Action Masking Model: Deterministic selection of the best action

How severe does this issue affect your experience of using Ray?

  • Medium: It contributes to significant difficulty to complete my task, but I can work around it.

Dear community,

I faced the topic that executing gym environment episodes with my trained policy using the Policy Checkpoint API Policy.from_checkpoint().compute_single_action led to non-deterministic results. Precisely, every time I run a code block like that …

episode_reward = 0
terminated = truncated = False
obs, _ = env.reset()
action_sequence = []

while not terminated and not truncated:
    action = my_restored_policy.compute_single_action(obs)
    obs, reward, terminated, truncated, info = env.step(action[0])
    episode_reward += reward
    action_sequence.append(action[0])
print(f"\rTotal episode reward: {episode_reward}")
print(f"\rAction sequence: {action_sequence}")

… I may get different results for final reward.

One solution idea is deterministic action selection in the evaluation phase. Instead of sampling from the action distribution, I want to select the action with the highest probability from the masked action set.

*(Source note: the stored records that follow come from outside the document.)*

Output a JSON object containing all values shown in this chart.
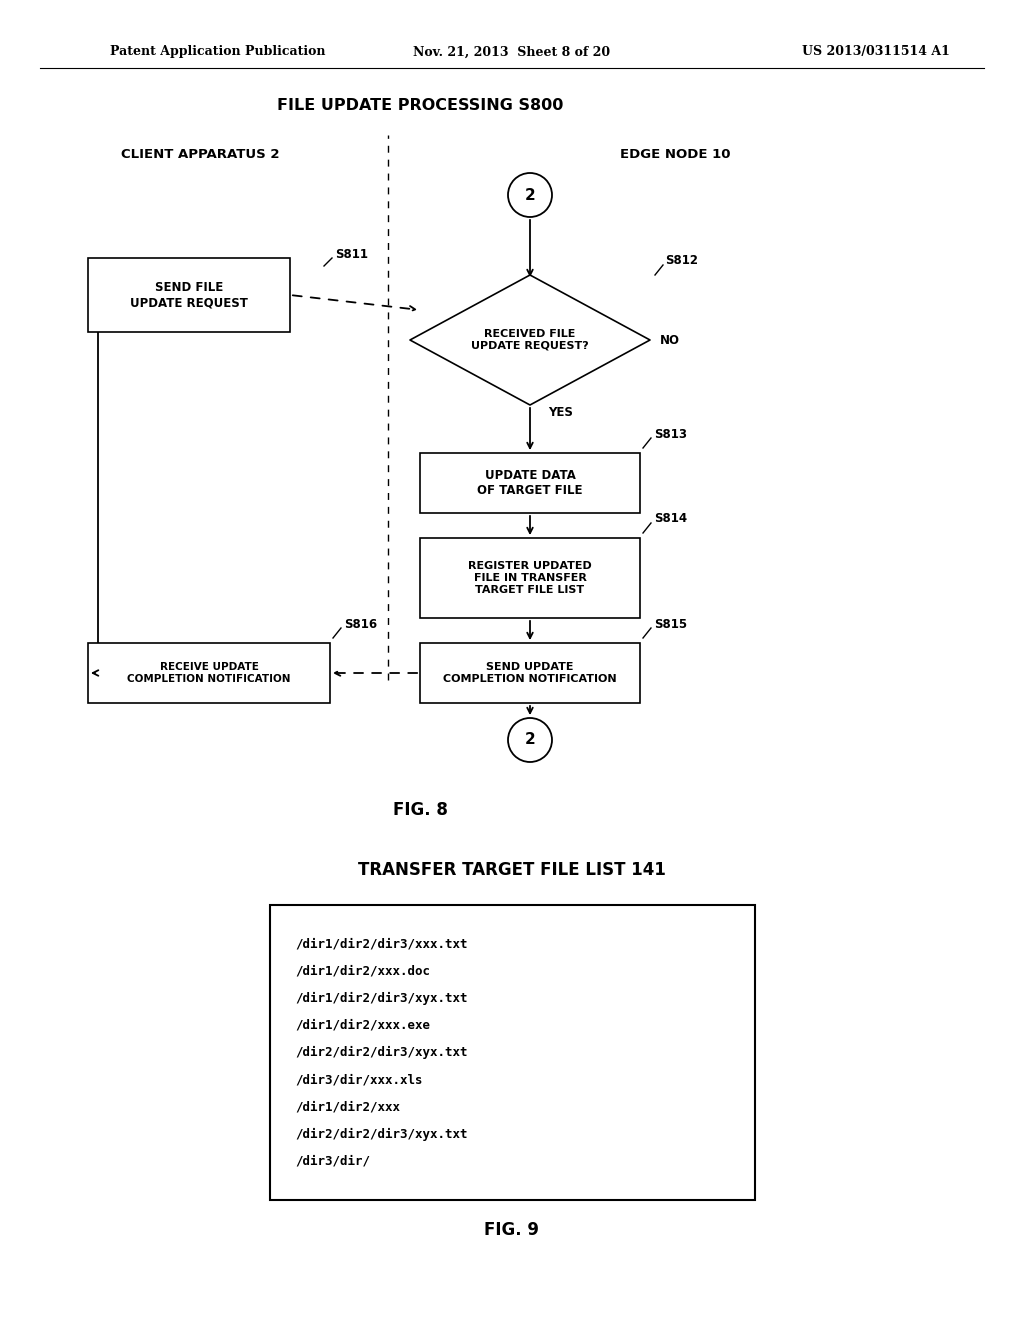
{
  "header_left": "Patent Application Publication",
  "header_mid": "Nov. 21, 2013  Sheet 8 of 20",
  "header_right": "US 2013/0311514 A1",
  "fig8_title": "FILE UPDATE PROCESSING S800",
  "fig8_label": "FIG. 8",
  "fig9_title": "TRANSFER TARGET FILE LIST 141",
  "fig9_label": "FIG. 9",
  "client_label": "CLIENT APPARATUS 2",
  "edge_label": "EDGE NODE 10",
  "file_list": [
    "/dir1/dir2/dir3/xxx.txt",
    "/dir1/dir2/xxx.doc",
    "/dir1/dir2/dir3/xyx.txt",
    "/dir1/dir2/xxx.exe",
    "/dir2/dir2/dir3/xyx.txt",
    "/dir3/dir/xxx.xls",
    "/dir1/dir2/xxx",
    "/dir2/dir2/dir3/xyx.txt",
    "/dir3/dir/"
  ],
  "bg_color": "#ffffff",
  "line_color": "#000000"
}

Where should I integrate that into? I already read through How To Customize Policies — Ray 3.0.0.dev0, but I am a bit unsure how to apply that in PyTorch. Further, I have the feeling that potential changes in custom policy also interfere with the PPOConfig.evaluation() settings.

Hence, following questions to the community:

  1. How do custom policy and / or custom evaluation function support the above-mentioned solution idea?
  2. How to incorporate that in old RLlib API stack? For multiple reasons, I am still using ray 2.10. and TorchModelV2.